Using a calculator, we find that angle ≈ 69.115°.
To find the horizontal component of the weight, we can use the formula: horizontal component = weight * cos(angle).
horizontal component = 122 N * cos(69.115°) ≈ 41.527 N
Therefore, the magnitude of the horizontal component of the force applied to the door by the upper hinge is approximately 41.527 N.
The direction of this force is to the right since the lower hinge is closer to the left side of the door.
(b) The magnitude of the horizontal component of the force applied to the door by the lower hinge can be determined using the same approach as in part (a). The only difference is that now we need to find the horizontal component of the weight that acts at the lower hinge.
Using the formulas and calculations described in part (a), we find that the magnitude of the horizontal component of the force applied to the door by the lower hinge is approximately 41.527 N.
The direction of this force is to the left since the lower hinge is closer to the right side of the door.
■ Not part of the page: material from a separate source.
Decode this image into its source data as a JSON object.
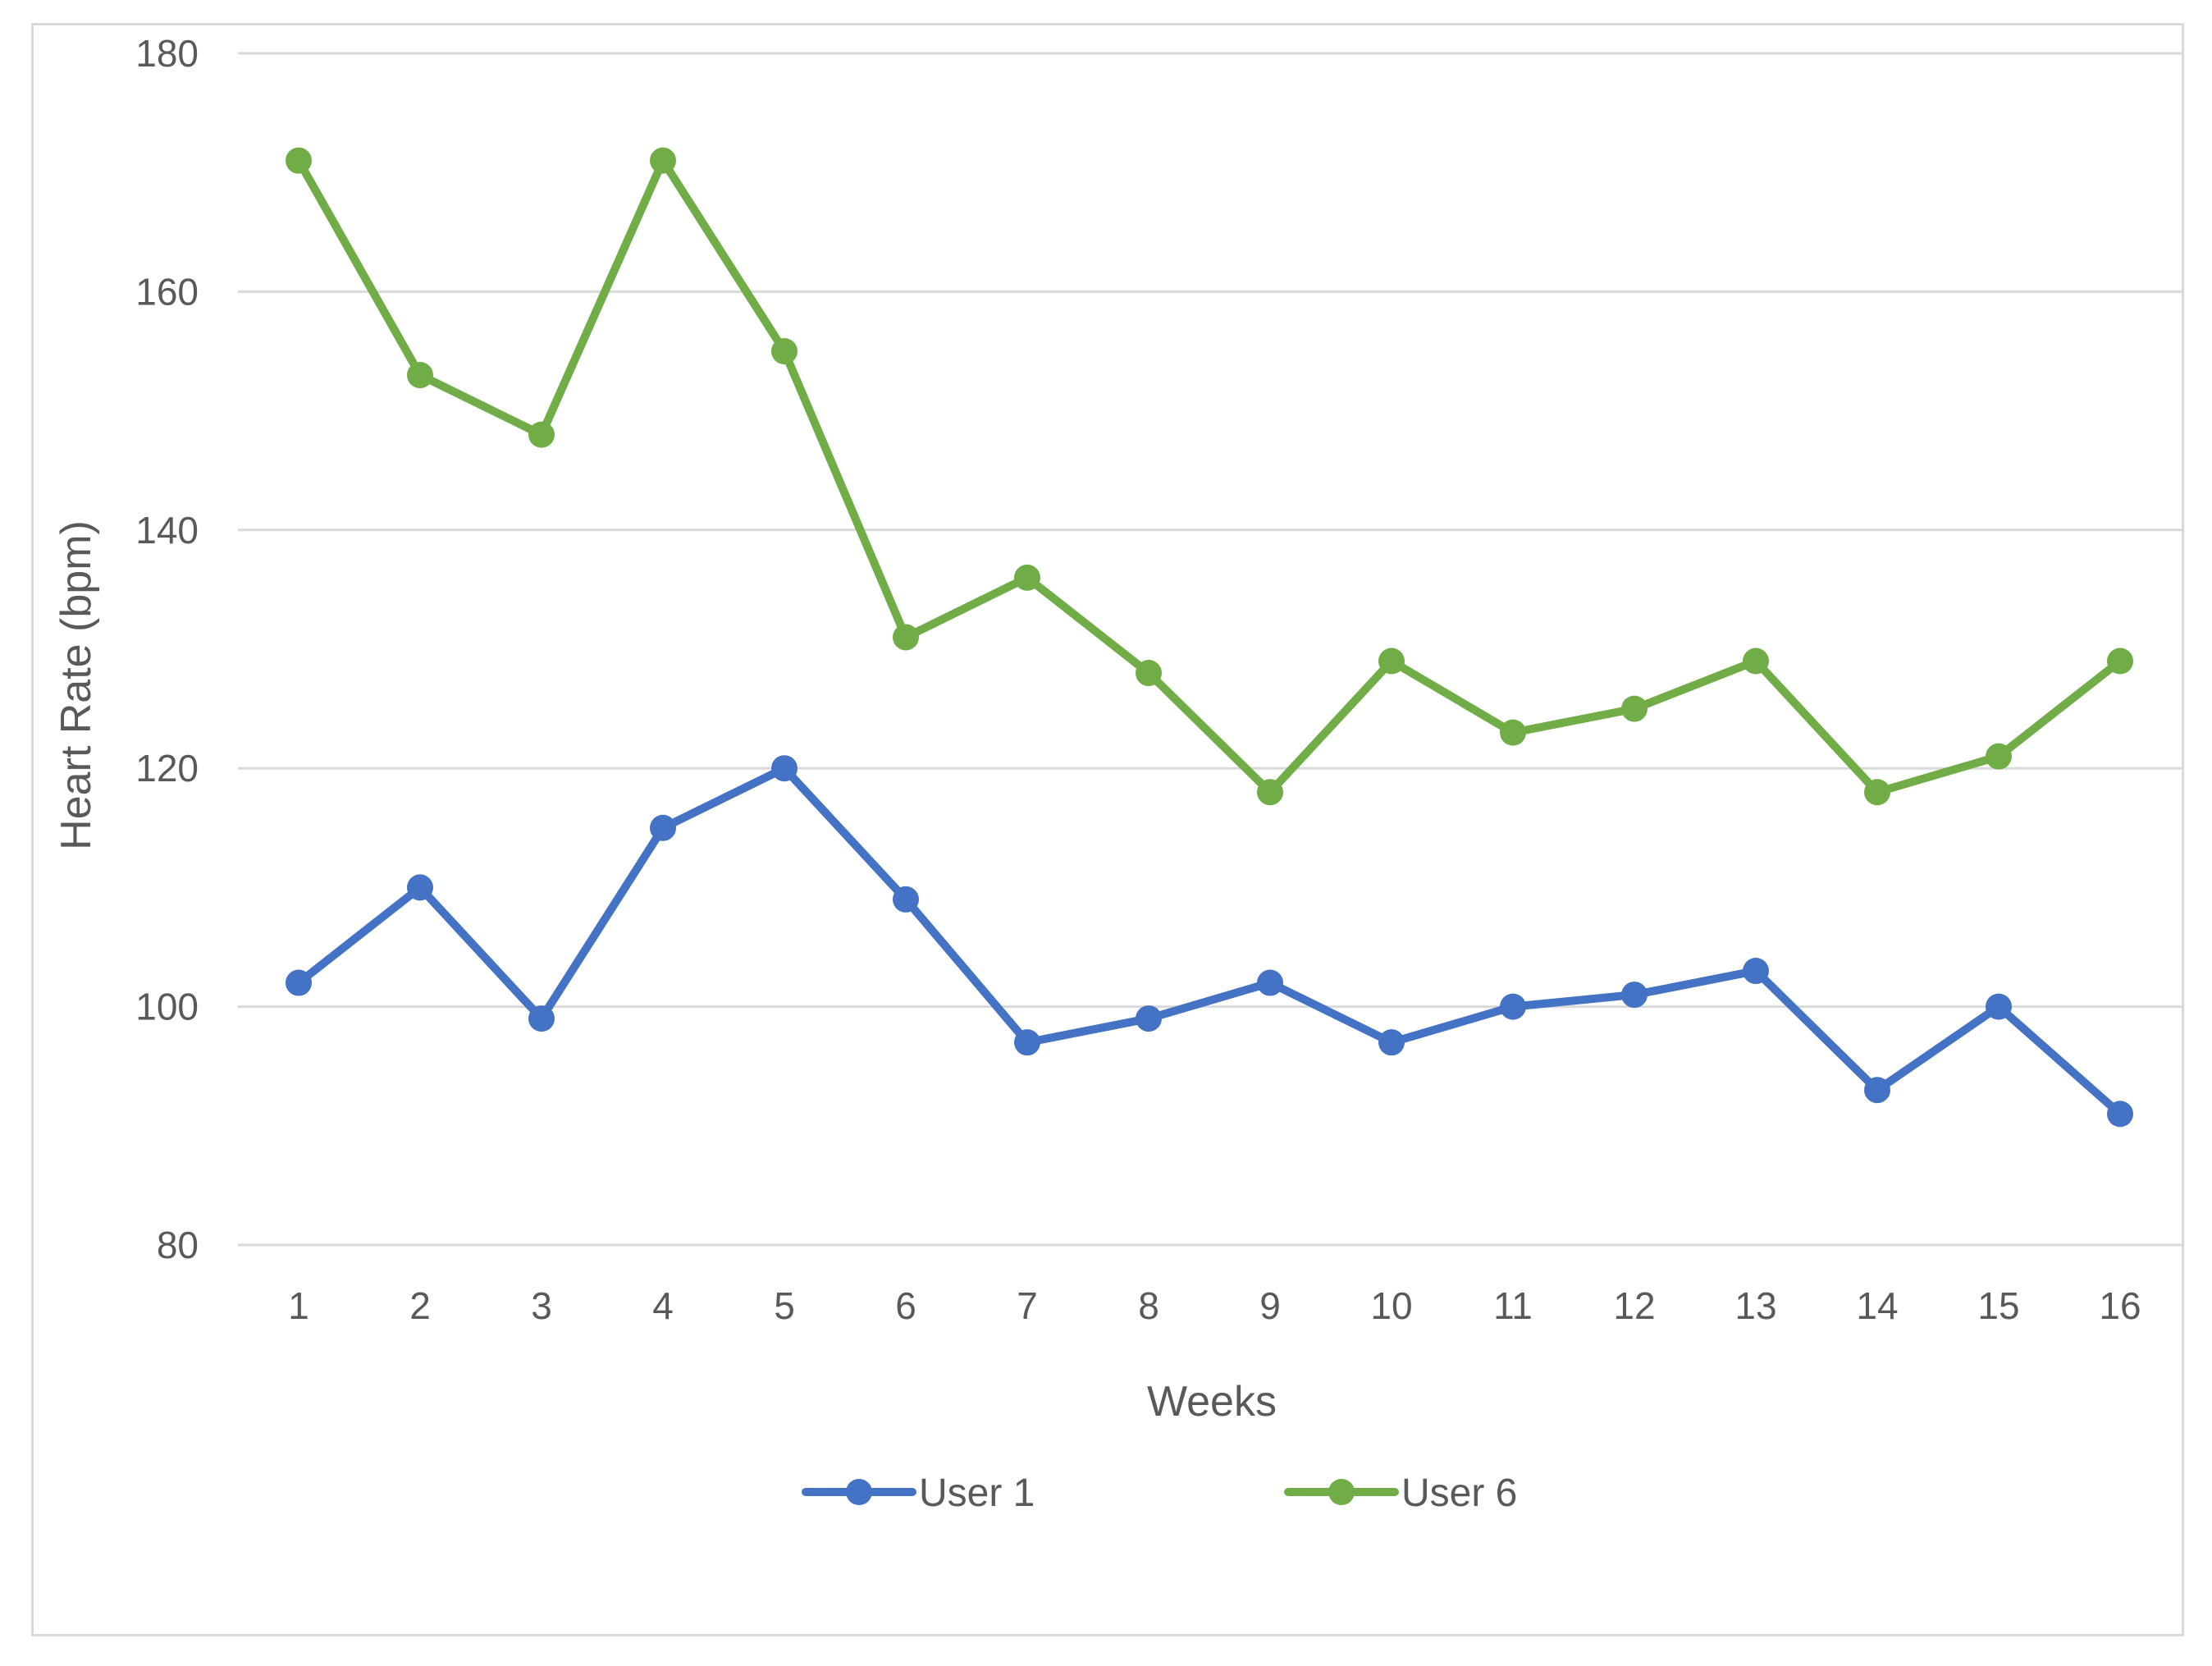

(c) The force applied by the door to the upper hinge must balance out the force applied by the upper hinge to the door. Since the horizontal component of the weight of the door is pushing the door towards the right, the upper hinge needs to exert a force to the left to counteract this.
Therefore, the magnitude of the force applied by the door to the upper hinge is also approximately 41.527 N.
The direction of this force is to the left, opposite to the direction of the horizontal component of the force applied by the upper hinge.
(d) The magnitude of the force applied by the door to the lower hinge can be determined by recognizing that this force must balance out the vertical component of the weight of the door (since the lower hinge bears all the weight).
Here, we need to find the vertical component of the weight, which is given by: vertical component = weight * sin(angle).
vertical component = 122 N * sin(69.115°) ≈ 111.196 N
Therefore, the magnitude of the force applied by the door to the lower hinge is approximately 111.196 N.
The direction of this force is downwards, as it counteracts the vertical component of the weight of the door.